Pacemakers are cyborg technology. People who have pacemakers in their bodies are cyborgs. Insulin pumps are cyborg technology. People who have insulin pumps connected to their bodies are cyborgs. Bionic eyes (or artificial retinas) are cyborg technology. People who rely on artificial (or non-biological, if you prefer) eyes are cyborgs. I will give additional examples of functioning cyborg technology as the project moves on, and I will focus on those technologies that actively interact with us and our bodies. More interesting in the context of this project are technologies with computer processors (and perhaps network connectivity), rather than those “set it and leave it” technologies.
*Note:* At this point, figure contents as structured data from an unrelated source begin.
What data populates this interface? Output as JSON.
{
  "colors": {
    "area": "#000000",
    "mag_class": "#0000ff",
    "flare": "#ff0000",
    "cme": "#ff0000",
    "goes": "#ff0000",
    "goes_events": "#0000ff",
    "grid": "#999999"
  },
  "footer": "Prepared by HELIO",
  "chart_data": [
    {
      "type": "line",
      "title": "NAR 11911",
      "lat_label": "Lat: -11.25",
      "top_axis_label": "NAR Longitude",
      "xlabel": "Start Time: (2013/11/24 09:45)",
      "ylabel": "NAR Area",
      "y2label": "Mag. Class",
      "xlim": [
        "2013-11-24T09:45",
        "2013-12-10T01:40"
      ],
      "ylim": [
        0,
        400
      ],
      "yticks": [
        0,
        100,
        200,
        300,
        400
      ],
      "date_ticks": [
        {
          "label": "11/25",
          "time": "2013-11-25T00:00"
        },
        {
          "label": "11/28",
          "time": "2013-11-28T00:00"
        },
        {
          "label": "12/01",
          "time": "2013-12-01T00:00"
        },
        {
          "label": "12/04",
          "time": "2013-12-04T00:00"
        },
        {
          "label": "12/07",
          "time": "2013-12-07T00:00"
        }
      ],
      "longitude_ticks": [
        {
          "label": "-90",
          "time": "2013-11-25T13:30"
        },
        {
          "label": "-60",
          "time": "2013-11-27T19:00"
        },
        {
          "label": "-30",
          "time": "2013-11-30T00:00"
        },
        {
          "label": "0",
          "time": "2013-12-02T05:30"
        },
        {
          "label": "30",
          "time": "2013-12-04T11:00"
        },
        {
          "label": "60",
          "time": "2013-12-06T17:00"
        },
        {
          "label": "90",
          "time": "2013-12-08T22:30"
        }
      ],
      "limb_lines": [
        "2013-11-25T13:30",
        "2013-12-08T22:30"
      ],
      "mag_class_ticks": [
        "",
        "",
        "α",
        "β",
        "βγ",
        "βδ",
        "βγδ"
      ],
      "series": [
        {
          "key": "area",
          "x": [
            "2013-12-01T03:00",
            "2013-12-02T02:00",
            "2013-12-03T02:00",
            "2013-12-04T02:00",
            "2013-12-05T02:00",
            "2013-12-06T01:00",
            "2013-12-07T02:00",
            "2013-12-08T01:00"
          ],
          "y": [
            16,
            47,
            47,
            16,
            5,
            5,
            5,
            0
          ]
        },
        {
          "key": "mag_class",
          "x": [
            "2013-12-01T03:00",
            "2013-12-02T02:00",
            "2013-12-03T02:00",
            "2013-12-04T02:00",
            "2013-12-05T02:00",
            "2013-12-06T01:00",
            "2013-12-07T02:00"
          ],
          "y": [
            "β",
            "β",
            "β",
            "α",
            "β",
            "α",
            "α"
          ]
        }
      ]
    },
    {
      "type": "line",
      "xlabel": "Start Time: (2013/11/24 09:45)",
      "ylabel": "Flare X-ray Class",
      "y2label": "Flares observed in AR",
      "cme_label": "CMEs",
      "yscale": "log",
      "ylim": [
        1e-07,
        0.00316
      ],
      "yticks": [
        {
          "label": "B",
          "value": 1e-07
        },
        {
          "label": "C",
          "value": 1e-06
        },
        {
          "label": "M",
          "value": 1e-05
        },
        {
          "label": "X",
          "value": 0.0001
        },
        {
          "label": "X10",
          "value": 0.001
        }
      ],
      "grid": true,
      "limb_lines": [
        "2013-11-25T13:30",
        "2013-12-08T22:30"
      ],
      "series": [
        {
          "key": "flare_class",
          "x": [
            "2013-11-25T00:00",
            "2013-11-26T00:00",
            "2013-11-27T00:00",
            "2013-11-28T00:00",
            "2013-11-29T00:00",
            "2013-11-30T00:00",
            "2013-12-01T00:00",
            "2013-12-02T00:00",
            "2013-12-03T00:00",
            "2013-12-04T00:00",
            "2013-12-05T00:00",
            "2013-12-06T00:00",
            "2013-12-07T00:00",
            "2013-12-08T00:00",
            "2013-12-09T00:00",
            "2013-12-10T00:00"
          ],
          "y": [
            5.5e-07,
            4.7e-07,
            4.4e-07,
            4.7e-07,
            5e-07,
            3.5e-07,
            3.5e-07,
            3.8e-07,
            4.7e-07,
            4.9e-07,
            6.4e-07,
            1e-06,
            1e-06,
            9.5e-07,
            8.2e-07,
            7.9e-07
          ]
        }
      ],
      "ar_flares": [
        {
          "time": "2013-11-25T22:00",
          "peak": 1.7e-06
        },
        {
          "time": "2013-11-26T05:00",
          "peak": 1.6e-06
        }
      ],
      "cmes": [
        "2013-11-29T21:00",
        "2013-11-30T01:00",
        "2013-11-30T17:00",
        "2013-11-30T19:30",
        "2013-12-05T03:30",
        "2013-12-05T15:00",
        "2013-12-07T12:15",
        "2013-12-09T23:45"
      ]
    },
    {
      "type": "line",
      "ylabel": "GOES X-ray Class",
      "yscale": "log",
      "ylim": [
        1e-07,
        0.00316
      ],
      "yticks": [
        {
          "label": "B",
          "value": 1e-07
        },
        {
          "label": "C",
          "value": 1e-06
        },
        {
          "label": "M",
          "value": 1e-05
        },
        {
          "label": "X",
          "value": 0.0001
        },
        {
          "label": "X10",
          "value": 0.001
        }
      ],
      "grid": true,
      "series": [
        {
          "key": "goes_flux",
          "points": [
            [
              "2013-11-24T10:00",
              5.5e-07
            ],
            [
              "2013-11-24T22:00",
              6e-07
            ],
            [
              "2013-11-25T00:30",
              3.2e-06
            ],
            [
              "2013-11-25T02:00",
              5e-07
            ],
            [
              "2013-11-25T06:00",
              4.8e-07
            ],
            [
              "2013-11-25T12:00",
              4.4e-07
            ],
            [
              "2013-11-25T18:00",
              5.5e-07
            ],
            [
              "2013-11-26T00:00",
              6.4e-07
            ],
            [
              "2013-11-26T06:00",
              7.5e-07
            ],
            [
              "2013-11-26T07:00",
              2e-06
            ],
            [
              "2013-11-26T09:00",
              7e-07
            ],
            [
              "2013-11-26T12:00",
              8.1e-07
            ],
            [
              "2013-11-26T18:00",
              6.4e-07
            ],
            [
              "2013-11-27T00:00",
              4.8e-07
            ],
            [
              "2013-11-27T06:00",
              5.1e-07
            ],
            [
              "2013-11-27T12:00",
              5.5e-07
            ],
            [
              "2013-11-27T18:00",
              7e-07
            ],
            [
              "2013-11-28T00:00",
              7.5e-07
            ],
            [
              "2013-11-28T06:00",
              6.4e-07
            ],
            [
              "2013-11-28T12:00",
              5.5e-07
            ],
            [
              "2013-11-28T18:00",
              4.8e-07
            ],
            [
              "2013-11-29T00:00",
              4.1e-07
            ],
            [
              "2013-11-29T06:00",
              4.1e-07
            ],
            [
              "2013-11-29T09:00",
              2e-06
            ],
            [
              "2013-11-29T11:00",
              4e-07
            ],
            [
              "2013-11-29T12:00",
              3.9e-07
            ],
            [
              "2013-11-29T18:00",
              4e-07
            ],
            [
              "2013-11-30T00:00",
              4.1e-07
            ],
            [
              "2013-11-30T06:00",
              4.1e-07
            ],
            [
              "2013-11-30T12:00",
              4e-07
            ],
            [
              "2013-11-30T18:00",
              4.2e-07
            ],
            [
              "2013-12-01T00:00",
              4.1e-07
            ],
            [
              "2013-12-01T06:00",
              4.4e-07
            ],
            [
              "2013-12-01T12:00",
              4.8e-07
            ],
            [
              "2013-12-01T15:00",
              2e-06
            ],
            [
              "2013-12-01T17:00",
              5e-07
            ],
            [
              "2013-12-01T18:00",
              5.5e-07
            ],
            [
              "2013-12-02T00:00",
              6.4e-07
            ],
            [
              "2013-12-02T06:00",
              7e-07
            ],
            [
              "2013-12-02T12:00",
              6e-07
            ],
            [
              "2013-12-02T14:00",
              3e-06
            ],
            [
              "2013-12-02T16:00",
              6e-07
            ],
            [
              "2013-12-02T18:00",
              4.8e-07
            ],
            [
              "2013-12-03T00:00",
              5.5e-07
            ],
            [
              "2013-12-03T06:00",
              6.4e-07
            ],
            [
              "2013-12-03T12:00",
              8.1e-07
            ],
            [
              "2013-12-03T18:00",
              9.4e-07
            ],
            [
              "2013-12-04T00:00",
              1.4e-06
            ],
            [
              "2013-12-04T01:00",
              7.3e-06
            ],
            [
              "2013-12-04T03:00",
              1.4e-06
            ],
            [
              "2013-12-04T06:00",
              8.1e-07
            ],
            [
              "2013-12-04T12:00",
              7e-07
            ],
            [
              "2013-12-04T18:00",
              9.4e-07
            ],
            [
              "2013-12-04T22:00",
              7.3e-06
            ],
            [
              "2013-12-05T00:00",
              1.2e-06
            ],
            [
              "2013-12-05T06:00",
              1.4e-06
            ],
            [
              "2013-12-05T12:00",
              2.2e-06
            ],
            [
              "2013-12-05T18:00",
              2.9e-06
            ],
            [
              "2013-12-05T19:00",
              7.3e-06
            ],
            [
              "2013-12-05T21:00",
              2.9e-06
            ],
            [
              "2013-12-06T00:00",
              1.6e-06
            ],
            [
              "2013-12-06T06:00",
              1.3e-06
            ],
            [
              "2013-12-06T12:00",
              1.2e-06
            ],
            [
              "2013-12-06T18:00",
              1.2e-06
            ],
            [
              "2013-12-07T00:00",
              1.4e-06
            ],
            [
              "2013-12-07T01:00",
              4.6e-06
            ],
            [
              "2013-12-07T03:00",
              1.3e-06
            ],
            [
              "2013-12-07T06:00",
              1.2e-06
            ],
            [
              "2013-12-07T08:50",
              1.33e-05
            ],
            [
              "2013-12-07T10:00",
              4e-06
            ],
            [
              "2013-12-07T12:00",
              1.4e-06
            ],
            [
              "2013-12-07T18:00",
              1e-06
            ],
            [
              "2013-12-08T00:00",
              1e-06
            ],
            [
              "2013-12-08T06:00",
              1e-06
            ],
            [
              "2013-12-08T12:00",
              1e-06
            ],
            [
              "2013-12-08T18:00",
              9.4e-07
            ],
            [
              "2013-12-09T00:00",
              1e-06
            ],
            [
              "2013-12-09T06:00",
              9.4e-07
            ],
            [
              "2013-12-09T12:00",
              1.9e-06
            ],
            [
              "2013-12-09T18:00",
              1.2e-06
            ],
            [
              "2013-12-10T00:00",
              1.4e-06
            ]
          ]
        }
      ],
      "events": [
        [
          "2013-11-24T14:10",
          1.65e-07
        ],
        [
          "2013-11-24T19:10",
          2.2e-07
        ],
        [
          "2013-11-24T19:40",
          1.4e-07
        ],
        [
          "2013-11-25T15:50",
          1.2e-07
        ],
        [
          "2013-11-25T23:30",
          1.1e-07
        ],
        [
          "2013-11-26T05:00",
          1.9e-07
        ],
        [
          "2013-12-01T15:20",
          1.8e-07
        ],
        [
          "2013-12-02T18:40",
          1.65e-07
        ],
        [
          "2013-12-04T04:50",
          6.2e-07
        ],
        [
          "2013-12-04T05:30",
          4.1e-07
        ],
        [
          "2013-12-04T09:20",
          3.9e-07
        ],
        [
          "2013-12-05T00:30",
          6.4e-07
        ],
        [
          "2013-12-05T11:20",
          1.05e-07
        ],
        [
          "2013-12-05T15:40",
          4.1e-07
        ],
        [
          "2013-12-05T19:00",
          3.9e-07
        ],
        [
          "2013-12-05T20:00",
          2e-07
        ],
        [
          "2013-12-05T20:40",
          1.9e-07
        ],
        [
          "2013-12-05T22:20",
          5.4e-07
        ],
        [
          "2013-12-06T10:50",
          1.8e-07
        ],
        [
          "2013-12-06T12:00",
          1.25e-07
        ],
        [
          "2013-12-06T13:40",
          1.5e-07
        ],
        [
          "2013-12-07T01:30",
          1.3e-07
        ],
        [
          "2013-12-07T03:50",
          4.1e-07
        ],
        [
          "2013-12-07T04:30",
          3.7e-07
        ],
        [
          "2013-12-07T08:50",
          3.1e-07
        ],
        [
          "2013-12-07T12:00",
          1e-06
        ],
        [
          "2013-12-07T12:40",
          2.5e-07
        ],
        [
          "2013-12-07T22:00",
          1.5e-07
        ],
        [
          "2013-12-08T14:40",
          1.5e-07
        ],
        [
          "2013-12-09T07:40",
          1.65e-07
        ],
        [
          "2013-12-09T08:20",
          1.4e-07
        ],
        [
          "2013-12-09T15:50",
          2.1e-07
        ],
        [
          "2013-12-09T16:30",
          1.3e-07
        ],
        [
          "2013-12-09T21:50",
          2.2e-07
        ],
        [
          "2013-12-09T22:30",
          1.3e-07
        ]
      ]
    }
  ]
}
But a processor is not required for technology to be cyborg technology.
I have one final note as a preface to the posts to come. There are potentially important questions to ask about what embedding technology into our bodies will do to us. Will we still be human? Is there a point where the technology becomes “too much of us” and we become machines? Will the answer depend on whether we augment ourselves by choice, because we want to improve our abilities or change who we are, or whether that decision is made based on medical need? Will we need laws to protect those who choose to or need to embed technologies into their bodies?
As I’ve said, these questions are beyond the scope of what I hope to accomplish here, but that does not mean they are not important. They are. But for now I leave them to others and focus on the day-to-day practicalities of the coming cyborg revolution. I hope only to point to and think about areas of existing legal doctrine that will be challenged by the further development of technologies embedded in human bodies. This is something that we did (and are still doing) post hoc in relation to the Internet, mobile technologies, and to a large extent drones. I’m hoping we can get ourselves in front of this next development. At least a little.